In a brief statement issued in the immediate aftermath of a large gathering of anti-fracking protesters in Leitrim on Saturday, September 22 the Greens appealed to politicians on both sides of the border to fully inform themselves on the negative impact Hydraulic Fracturing will have on the whole country.
Miriam Hennessy, Green Party spokesperson on the fracking issue, said that the industry is a dirty industry with a history of causing environmental damage wherever it operates.
“Not only does Ireland not have the regulatory framework to deal specifically with this industry, its history of enforcement of existing environmental regulations is very poor,” Ms Hennessy said.
The Green Party believes the issue of shale gas extraction and fracking is a national one.
According to a local Green Party activist, Johnny Gogan from Dromahair, fracking will have “potentially devastating impacts on water systems and supplies, air quality, human and animal health and climate change, and could affect the whole country not just the areas targeted by the industry.”

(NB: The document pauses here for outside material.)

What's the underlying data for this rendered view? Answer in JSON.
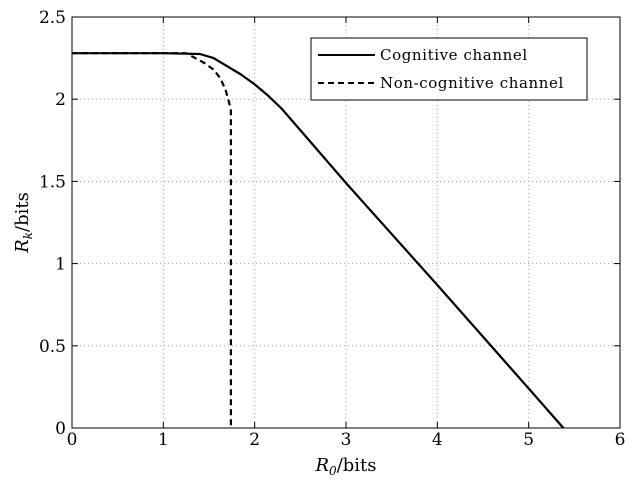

The Green Party believes that the jobs that are promised by the industry will materialise as low-level, temporary ones, with specialised teams brought in from abroad for drilling and fracking.
The statement ended with the claim that the future of agribusiness in the region is under real threat from hydraulic fracturing on the scale envisaged.
“Any contamination of foodstuffs, animals, animal feeds or products could be disastrous for our agribusiness which combined with our tourism industry, is now worth over approximately 13 billion annually,” Johnny Gogan said.